A carioca Maya Gabeira, 18, tem se destacado na temporada havaiana com atitude e disposição para encarar ondas de responsa em picos do North Shore como Waimea Bay.
Mas, para chegar ao Hawaii no rip e botar para baixo, Maya ralou algumas temporadas na Austrália e Indonésia.
No final do ano passado, ela partiu para o arquipélago havaiano e agora já treina forte para disputar uma prova do WQS, sonhando com o momento de surfar Pipeline com apenas mais três garotas na água.

Aventureira e destemida, Maya Gabeira é a nova colunista do Waves. Ela contará suas experiências pelo mundo atrás de ondas perfeitas e fortes emoções. Aloha, Maya, bem-vinda à turma do Girls Only.
Minha primeira paixão foi o balé, que comecei a praticar aos quatro anos de idade e durou até os 14.
Quando comecei a namorar e andar com amigos que surfavam, a paixão se transferiu imediatamente e entrei para a escolinha do Arpoador, onde comecei a surfar de funboard e depois de seis meses passei para a pranchinha.
Tive que vencer o medo do mar, ganhar intimidade com as ondas e investir na natação. Aos 15 anos, fiz um intercâmbio de sete meses na Gold Coast, Austrália.
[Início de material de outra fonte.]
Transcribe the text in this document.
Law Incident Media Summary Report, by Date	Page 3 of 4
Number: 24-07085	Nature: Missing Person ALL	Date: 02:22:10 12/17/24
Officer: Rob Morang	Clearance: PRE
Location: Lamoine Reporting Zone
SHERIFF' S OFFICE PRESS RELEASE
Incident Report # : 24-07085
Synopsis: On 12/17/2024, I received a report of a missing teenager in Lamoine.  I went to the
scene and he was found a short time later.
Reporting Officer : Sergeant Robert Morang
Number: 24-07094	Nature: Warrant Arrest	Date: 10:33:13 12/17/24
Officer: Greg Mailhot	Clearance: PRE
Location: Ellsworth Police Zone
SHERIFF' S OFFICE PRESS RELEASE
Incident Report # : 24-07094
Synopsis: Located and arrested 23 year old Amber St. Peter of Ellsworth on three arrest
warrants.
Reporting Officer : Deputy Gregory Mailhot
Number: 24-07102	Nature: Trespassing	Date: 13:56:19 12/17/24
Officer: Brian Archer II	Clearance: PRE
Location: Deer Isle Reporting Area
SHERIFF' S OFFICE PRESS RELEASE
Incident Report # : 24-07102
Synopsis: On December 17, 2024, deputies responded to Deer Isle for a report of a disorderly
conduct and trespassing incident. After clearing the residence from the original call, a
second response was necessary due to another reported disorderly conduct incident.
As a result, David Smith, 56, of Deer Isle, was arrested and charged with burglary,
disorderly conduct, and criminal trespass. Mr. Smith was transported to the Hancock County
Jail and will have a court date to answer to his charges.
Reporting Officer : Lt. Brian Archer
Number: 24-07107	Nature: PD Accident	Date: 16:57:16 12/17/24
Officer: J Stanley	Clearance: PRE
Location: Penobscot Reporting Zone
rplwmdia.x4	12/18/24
Saía todos os dias cedo para surfar e me apaixonei de vez pelo mar. Lá as ondas são perfeitas como eu nunca tinha visto antes. Em abril de 2003, voltei ao Brasil e comecei a competir no Rio de Janeiro.
Em 2004, viajei com meu treinador para Bocas del Toro e Santa Catalina, Panamá, e Pavones, na Costa Rica. No período tive muita dificuldade para conciliar o surf aos estudos, até que terminei o segundo grau em outubro de 2004. Aí, pude finalmente sair à procura das ondas perfeitas.
Mas, tive que prometer aos meus pais que retomaria os estudos e prestar vestibular. Com a cara e a coragem fui para o Hawaii onde conheci a Kátia e o César, que vivem no Hawaii há dois anos. Eles me acolheram e me apresentaram às ondas do North Shore.
No final da temporada voltei à Austrália, aluguei uma casinha e dessa vez fiquei com amigos. Esperei ansiosamente até o dia 10 de abril, quando completei 18 anos e, com o dinheiro que economizei, realizei meu grande sonho de chegar à Indonésia. Já não precisava mais das autorizações dos pais para me deslocar mundo afora.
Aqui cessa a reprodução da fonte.